Abstract 5239: Gli is a primary driver of prostate cancer cell growth

Abstract Canonical Hedgehog signaling is a Smoothened- (Smo-) driven process that activates transcription from Gli proteins. However, we have shown that Hedgehog is activated in prostate cancer (PCa) cells by a non-canonical, non-Smo-dependent process mediated by the binding of transcriptionally active androgen receptors (AR) to the protein processing domain on Gli2/3. This binding competes with β-TrCP, and protects Gli3 (the predominant Gli isoform in PCa cells) from cleavage to its truncated repressor form (Gli3R). Our observations are consistent with the idea that AR transcriptional activity (mediated by liganded full-length AR or by truncated ARs) is effectively coupled to Gli activity in PCa. Here we present our evidence that Gli is the primary driver of PCa cell growth and that suppression of Gli transcriptional activity or interference with AR binding to Gli (using a decoy peptide) is a strong growth suppressor of androgen-dependent (AD) and -independent (AI) PCa cell lines. Gli transcription was inhibited by GANT61 or HPI-1 or by exogenous overexpression of a Gli3R cDNA. Each of these conditions significantly suppressed the growth of LNCaP parental (AD) and LNCaP-AI cells.

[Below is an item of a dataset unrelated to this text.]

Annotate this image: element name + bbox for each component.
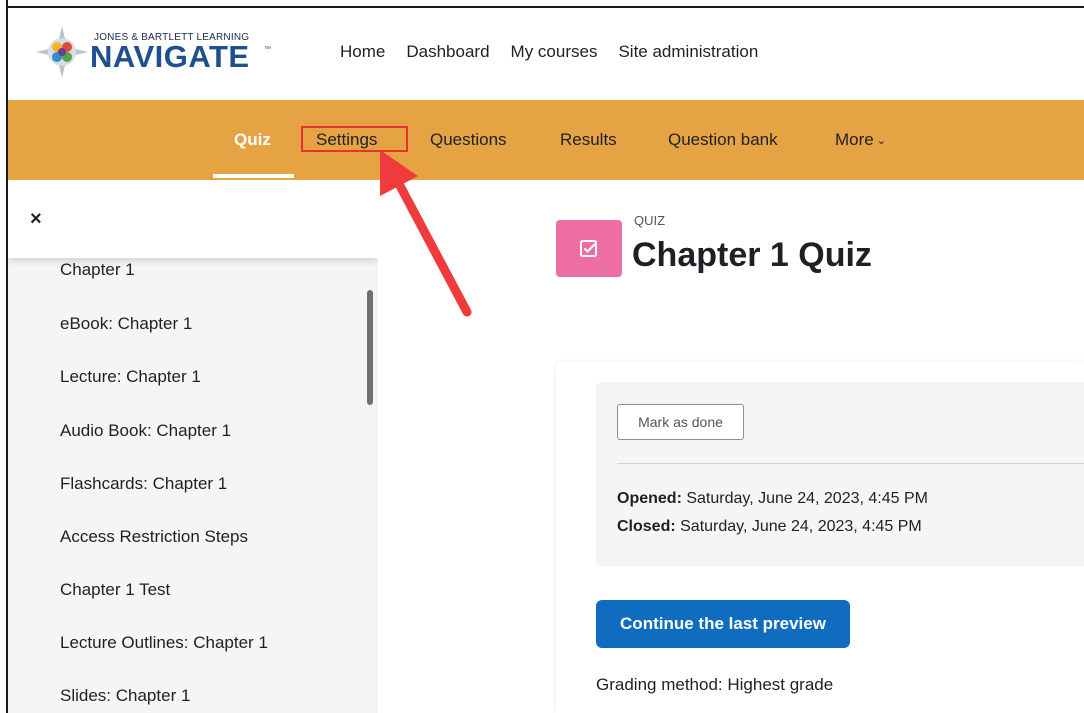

Knockdown of Gli3 with siRNA decreased growth of a wide variety of PCa cell lines up to 75%. Finally, a decoy peptide (270aa) containing the Gli2 AR binding site displaced Gli3 from AR complexes, increased the levels of Gli3R and significantly suppressed growth of AI cell lines. Collectively, our data supports the idea that androgen-driven growth of PCa is a result of non-canonical activation of Gli and that interference with Gli binding to DNA or with the Gli-AR interaction is a means for suppressing PCa cell growth. Citation Format: Na Li, Jackson Moore, Sarah Troung, Mannan Nouri, Jane Foo, Ralph Buttyan. Gli is a primary driver of prostate cancer cell growth [abstract]. In: Proceedings of the American Association for Cancer Research Annual Meeting 2018; 2018 Apr 14-18; Chicago, IL. Philadelphia (PA): AACR; Cancer Res 2018;78(13 Suppl):Abstract nr 5239.